Property | Description |
---|---|
event | Message type identifier. Set to "clear" for audio interruption. |
streamSid | Target stream identifier where audio should be stopped. |
Example clear message:
{
"event": "clear",
"streamSid": "c0c7d59b-df06-435e-afbc-9217ce318390"
}
Examples
Conference stream
<?xml version="1.0" encoding="UTF-8"?>
<Response>
<Dial trim="do-not-trim">
<Conference beep="false" startConferenceOnEnter="true" trim="do-not-trim" streamUrl="wss://206.189.19.130:8765/">test
<Stream name="my_conference_stream"
url="wss://206.189.19.130:8765/"
streamStartConferenceOnEnter="true"
bidir="true">
<Parameter name="foo1" value="bar1"/>
<Parameter name="foo2" value="bar2"/>
</Stream>
</Conference>
</Dial>
</Response>
Bidirectional stream
The <Stream>
instruction can allow you to receive audio into the call too. In
this case, the stream must be bidirectional. The external service (e.g., an AI
agent) will then be able to both hear the call and play audio.
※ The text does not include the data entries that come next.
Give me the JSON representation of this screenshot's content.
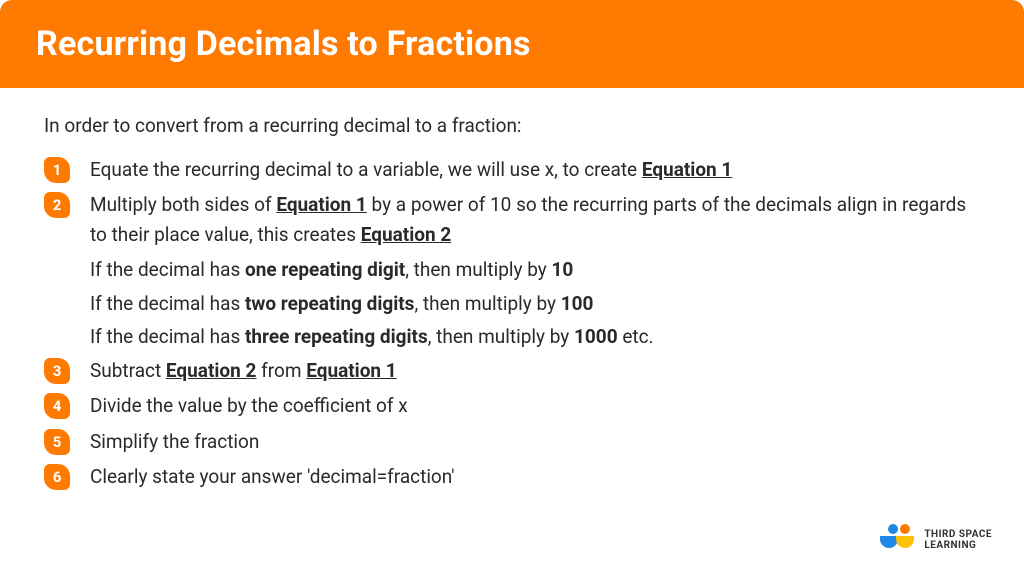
{
  "header": {
    "title": "Recurring Decimals to Fractions",
    "bg_color": "#ff7a00",
    "text_color": "#ffffff"
  },
  "intro": "In order to convert from a recurring decimal to a fraction:",
  "steps": [
    {
      "num": "1",
      "html": "Equate the recurring decimal to a variable, we will use x, to create <span class='eq'>Equation 1</span>"
    },
    {
      "num": "2",
      "html": "Multiply both sides of <span class='eq'>Equation 1</span> by a power of 10 so the recurring parts of the decimals align in regards to their place value, this creates <span class='eq'>Equation 2</span>",
      "sublines": [
        "If the decimal has <b>one repeating digit</b>, then multiply by <b>10</b>",
        "If the decimal has <b>two repeating digits</b>, then multiply by <b>100</b>",
        "If the decimal has <b>three repeating digits</b>, then multiply by <b>1000</b> etc."
      ]
    },
    {
      "num": "3",
      "html": "Subtract <span class='eq'>Equation 2</span> from <span class='eq'>Equation 1</span>"
    },
    {
      "num": "4",
      "html": "Divide the value by the coefficient of x"
    },
    {
      "num": "5",
      "html": "Simplify the fraction"
    },
    {
      "num": "6",
      "html": "Clearly state your answer 'decimal=fraction'"
    }
  ],
  "logo": {
    "line1": "THIRD SPACE",
    "line2": "LEARNING",
    "blue": "#1e88e5",
    "orange": "#ff7a00",
    "yellow": "#ffc107"
  },
  "styling": {
    "body_font_size": 19,
    "title_font_size": 34,
    "badge_bg": "#ff7a00",
    "text_color": "#2a2a2a",
    "card_bg": "#ffffff"
  }
}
To initialize a bidirectional stream, wrap the <Stream>
instruction in <Connect>
instead of <Start>
:
<Connect>
<Stream url="wss://mystream.ngrok.io/audiostream" />
</Connect>
Starting and stopping streams
It is possible to stop a stream at any time by name. For instance by naming the Stream "mystream", you can later use the unique name of "mystream" to stop the stream.
<Start>
<Stream name="mystream" url="wss://mystream.ngrok.io/audiostream" />
</Start>
<Stop>
<Stream name="mystream" />
</Stop>
Custom parameters
To pass parameters towards the wss
server, it is possible to include additional key value pairs.
This can be done by using the nested <Parameter>
cXML noun. These parameters will be added to the Start
message, as json.
<?xml version="1.0" encoding="UTF-8"?>
<Response>
<Start>
<Stream url="wss://your-application.com/audiostream" >
<Parameter name="Cookie" value ="948f9938-299a-d43e-0df4-af3a7eccb0ac"/>
<Parameter name="Type" value ="SIP" />
</Stream>
</Start>
</Response>
Notes on usage
- The url does not support query string parameters. To pass custom key value pairs to the WebSocket, make use of Custom Parameters instead.
- There is a one to one mapping of a stream to a websocket connection, therefore there will be at most one call being streamed over a single websocket connection. Information will be provided so that you can handle multiple inbound connections and manage the association between the unique stream identifier (StreamSid) and the connection.
- On any given call there are inbound and outbound tracks,
inbound
represents the audio Signalwire receives from the call,outbound
represents the audio generated by Signalwire for the Call.